On 2004-12-18 21:58:34 -0800, Pat Hayes wrote, at
http://lists.w3.org/Archives/Public/public-rdf-dawg/2004OctDec/0534.html:

> The message that started the thread
> http://lists.w3.org/Archives/Public/public-rdf-dawg-comments/2004Nov/0016.html
> has an example that illustrates the point in its use case 2, the 
> financial institution that must not send its prospectus to
> customers in the US or Canada. For this institution to rely on an
> UNSAID query to ensure this rule was obeyed would be very risky,
> since in general the RDF content against which the query is being
> evaluated is not known to be complete with regard to citizenship
> information. It cannot be so known, except by special access to
> off-web information, as there are currently no Web protocols for
> communicating the fact that a source is complete in this way.

Indeed.  The same applies to the truthfulness of the information
contained in the RDF graph, or to the trustworthyness of information
about the graph's truthfulness that's transmitted inside the
protocol.  That's, obviously, not a reason to declare RDF and SPARQL
"very risky", and to drop them.

The point of applying UNSAID in the way described in use case 2 is,
precisely, that the graph that's queried is assumed to be
sufficiently complete for the querying party's purposes.  The
judgment whether or not this kind of assumption is "very risky"
(whatever this means) is not the protocol designer's to make, but
strictly a business decision made by the party that applies the
protocol.


In fact, the word "complete" is ambiguous here: While a graph may be
incomplete, in the sense that it lacks facts that are out there
(this is the notion of "incompleteness" that you apply to use case
2), the same graph may quite well be the querying party's complete
knowledge of facts at some point of time.  In this context, UNSAID
also serves to help a party know what it does not know.

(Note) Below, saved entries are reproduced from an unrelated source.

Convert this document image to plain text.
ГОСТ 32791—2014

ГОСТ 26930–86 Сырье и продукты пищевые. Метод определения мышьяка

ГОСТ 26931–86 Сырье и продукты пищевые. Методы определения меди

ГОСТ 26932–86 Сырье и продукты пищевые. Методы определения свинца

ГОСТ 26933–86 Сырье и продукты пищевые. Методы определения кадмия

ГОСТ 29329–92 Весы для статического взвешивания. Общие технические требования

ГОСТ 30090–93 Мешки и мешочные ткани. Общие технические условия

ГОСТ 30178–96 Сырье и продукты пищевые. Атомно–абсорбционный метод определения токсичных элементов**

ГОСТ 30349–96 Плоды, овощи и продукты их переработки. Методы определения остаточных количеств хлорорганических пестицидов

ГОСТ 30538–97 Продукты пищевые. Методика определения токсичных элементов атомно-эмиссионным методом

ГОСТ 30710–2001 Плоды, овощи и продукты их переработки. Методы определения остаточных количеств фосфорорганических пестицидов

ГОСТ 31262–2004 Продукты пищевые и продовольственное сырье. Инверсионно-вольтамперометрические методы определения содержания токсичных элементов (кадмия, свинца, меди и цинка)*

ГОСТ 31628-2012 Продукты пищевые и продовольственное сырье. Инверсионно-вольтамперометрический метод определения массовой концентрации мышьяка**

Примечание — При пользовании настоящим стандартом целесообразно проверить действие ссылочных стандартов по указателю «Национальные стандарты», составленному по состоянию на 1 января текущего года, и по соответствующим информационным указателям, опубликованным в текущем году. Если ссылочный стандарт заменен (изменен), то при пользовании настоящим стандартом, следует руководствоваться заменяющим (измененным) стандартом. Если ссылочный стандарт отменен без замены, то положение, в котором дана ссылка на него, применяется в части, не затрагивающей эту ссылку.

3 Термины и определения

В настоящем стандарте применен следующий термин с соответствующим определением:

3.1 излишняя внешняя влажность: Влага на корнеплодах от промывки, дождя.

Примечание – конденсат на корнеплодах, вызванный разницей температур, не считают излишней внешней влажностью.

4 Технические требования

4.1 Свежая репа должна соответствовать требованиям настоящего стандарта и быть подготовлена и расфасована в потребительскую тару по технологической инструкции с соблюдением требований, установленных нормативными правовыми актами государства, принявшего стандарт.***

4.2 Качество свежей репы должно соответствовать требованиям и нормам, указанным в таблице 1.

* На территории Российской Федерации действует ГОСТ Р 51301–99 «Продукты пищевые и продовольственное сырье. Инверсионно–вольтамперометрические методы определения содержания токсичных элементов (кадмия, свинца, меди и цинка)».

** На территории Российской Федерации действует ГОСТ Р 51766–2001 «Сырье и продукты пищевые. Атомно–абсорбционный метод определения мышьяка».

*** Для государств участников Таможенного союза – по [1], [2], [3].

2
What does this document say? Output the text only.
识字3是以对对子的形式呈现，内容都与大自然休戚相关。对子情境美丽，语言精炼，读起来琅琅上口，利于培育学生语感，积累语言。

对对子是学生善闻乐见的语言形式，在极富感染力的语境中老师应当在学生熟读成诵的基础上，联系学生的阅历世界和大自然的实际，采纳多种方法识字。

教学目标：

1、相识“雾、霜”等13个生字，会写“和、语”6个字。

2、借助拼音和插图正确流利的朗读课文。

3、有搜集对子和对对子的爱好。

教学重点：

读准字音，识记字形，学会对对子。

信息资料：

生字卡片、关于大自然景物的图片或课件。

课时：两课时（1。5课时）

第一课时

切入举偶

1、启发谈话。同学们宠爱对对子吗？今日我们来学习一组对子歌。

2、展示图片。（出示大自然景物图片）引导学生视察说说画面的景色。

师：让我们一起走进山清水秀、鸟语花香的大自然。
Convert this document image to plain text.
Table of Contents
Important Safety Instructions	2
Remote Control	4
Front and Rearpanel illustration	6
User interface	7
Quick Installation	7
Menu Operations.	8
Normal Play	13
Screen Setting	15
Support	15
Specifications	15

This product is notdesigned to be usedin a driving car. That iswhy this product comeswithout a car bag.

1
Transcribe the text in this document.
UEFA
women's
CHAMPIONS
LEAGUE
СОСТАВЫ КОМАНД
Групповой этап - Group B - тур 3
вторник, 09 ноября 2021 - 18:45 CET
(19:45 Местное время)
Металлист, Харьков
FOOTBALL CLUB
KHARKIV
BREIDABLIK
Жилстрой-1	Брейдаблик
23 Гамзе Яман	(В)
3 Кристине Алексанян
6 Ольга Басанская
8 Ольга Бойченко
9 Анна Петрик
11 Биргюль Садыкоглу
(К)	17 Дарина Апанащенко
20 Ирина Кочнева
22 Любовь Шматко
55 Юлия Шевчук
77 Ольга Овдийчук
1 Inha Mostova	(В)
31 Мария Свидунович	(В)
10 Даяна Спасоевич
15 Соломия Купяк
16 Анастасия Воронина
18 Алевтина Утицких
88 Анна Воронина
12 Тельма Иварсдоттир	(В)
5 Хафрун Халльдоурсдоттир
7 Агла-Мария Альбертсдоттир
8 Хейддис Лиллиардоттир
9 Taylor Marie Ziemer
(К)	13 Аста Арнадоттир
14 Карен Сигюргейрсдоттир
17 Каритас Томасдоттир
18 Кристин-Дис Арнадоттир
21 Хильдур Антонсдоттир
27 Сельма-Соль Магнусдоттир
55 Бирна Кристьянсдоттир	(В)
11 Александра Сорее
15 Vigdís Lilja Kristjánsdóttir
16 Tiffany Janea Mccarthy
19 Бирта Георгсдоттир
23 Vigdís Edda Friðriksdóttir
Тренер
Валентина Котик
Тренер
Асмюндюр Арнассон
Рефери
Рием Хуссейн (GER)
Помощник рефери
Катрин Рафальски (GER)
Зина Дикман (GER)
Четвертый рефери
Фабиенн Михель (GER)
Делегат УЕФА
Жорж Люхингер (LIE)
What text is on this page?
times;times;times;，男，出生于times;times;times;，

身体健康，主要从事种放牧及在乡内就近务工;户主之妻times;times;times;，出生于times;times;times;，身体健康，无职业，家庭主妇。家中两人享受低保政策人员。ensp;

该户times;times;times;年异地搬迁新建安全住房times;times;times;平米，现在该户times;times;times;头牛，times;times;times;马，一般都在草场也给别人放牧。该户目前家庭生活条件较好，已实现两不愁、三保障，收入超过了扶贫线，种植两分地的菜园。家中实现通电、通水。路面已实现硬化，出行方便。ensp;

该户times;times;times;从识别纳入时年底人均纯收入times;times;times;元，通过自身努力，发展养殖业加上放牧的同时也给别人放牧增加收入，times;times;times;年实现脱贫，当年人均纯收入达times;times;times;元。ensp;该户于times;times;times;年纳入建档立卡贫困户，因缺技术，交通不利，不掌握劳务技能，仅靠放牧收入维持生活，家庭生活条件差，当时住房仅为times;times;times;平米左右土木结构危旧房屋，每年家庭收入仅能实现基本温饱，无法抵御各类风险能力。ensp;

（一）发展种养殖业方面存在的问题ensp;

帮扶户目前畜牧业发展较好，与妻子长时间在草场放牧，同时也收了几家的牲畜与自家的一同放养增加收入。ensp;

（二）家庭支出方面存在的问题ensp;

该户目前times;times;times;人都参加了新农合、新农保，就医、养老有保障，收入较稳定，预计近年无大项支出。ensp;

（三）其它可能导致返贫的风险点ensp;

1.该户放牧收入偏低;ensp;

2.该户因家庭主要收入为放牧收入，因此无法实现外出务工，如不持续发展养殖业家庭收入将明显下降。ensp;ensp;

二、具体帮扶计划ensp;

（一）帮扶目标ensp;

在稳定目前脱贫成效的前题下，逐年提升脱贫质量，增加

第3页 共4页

Here's another use case, to illustrate this: Consider a party (say,
our bank) that knows it has partial information stored in an RDF
graph -- e.g., some social information (say, the grandmother's
maiden name) is only associated with some of the subjects (say, of
class account holder) in the graph. The party needs to collect this
information for all subjects of class account holder (say, due to
stricter money laundering legislation). UNSAID enables the bank to
acquire the missing information from those account holders for which
it is needed, and later on also enables sanctions against account
holders who do not provide it.


> If SPARQL contains UNSAID then it will be inconsistent with any 
> account of meaning which is based on the RDF/RDFS/OWL normative 
> semantics. This will not render SPARQL unusable, but it will place it 
> outside the 'semantic web layer cake' and probably lead to the 
> eventual construction of a different, and rival, query language for 
> use by Web reasoners.

Conversely, standardization of a too restricted version of SPARQL
(e.g., one without UNSAID) will drive applications to either
competing query languages, or to incompatible extensions that
provide the expressivity they need.

Note that this risk is not created by specifying a full version of
SPARQL, including UNSAID, and by additionally profiling some subset
of it that satisfies whatever assumptions you want to be able to
make.

Regards,
-- 
Thomas Roessler, W3C   <tlr@w3.org>

Received on Monday, 20 December 2004 13:19:08 UTC